Attaching SSD to increase GB to Jetson Nano Developer Kit

Hi, I ran a Linux program to increase the memory from 4 to 8 GB to a Jetson Nano Developer Kit. Afterwards, I tried to attach a VANSUNY SSD (120 GB External SSD, USB 3.0 400MB/s High-Speed Read Write Portable Aluminum SSD External Hard Drive, Mobile External Solid State Drive) to further increase the memory. However, the memory only went from 8 to 9.9 GB. What am I doing wrong?

Which memory type are we talking about? It sounds like you wanted to add swap space for virtual memory. If so, then it is easy to create either a swap partition or a swap file on the new SSD, but be warned this may not work for what you are interested in.

Beware that the GPU (and thus CUDA) can only use physical RAM. Normal user space software can end up being a lot slower, but giving up some physical RAM and indirectly helping make more physical RAM available to the GPU.

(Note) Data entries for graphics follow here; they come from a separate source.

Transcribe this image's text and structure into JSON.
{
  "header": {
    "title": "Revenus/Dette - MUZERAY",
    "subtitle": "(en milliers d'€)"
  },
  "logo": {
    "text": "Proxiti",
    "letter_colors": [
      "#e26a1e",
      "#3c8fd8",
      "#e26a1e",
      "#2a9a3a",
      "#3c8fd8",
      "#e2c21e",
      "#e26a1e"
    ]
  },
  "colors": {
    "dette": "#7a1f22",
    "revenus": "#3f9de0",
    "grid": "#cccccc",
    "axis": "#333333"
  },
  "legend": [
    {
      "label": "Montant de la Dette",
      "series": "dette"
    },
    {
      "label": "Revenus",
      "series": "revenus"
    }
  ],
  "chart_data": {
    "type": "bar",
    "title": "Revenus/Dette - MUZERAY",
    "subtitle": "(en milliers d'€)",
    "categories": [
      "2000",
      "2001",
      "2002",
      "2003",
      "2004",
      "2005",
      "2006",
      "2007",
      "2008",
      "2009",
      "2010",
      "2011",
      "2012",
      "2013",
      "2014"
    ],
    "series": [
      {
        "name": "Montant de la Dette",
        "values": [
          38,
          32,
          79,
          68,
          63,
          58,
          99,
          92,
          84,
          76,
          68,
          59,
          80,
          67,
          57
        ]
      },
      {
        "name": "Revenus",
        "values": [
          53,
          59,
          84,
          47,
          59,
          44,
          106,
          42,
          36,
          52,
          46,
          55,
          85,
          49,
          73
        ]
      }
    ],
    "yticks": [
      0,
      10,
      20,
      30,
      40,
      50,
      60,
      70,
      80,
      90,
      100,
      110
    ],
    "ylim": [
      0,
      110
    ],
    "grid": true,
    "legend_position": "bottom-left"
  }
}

A typical rule of thumb is that once your swap is twice the physical RAM, then you’ll be grinding your system to a halt by using more swap.

If you are only speaking of more disk space, then you are in luck and this is easy to work with. Can you give more detail on exactly what you want to expand?

Thank you for your reply. Yes, I want to add SWAP space for virtual memory. I want to create a SWAP file on the new SSD, and not more disk space. A friend suggested this because my Python program runs on my 16 GB laptop, but it stops on this Jetson Nano.

Assuming your Nano has 4GB of RAM (there is also a 2GB model), then you will be very disappointed in performance if you swap out more than 8GB. So I’ll suggest trying 4GB, and if you need more, then try 8GB. While doing this keep in mind what was mentioned earlier: Your CUDA and other programs needing memory for the GPU cannot use swap, so if your AI models need more memory, then you are out of luck unless the swap frees some other program’s physical RAM requirements and ends up leaving more RAM for the GPU to use, it won’t help.

There will also be warnings that a solid state drive, despite being fast, can wear out sooner. Your drive could fail much earlier than you expect.

The instructions won’t be any different on a Jetson versus a desktop PC. Here’s one article which seemed good for the topic, and included some tuning tips:
https://linuxize.com/post/how-to-add-swap-space-on-ubuntu-18-04/

Appreciate your help. Do you know what this error message I’m getting means? If it’s hardware related, then the only recourse may be to upgrade the developer kit. Be safe.Error Message

Sorry, I don’t know enough about CUDA/Python code to say. I do believe though that such errors are highly unlikely due to hardware failure, although there could be some content simply not compatible with the hardware (e.g., a wrong version). In that case you’d probably be better off starting a new topic which mentions the particular software and use-case.

Thank you. I’ll start a new topic in case someone on the forum knows.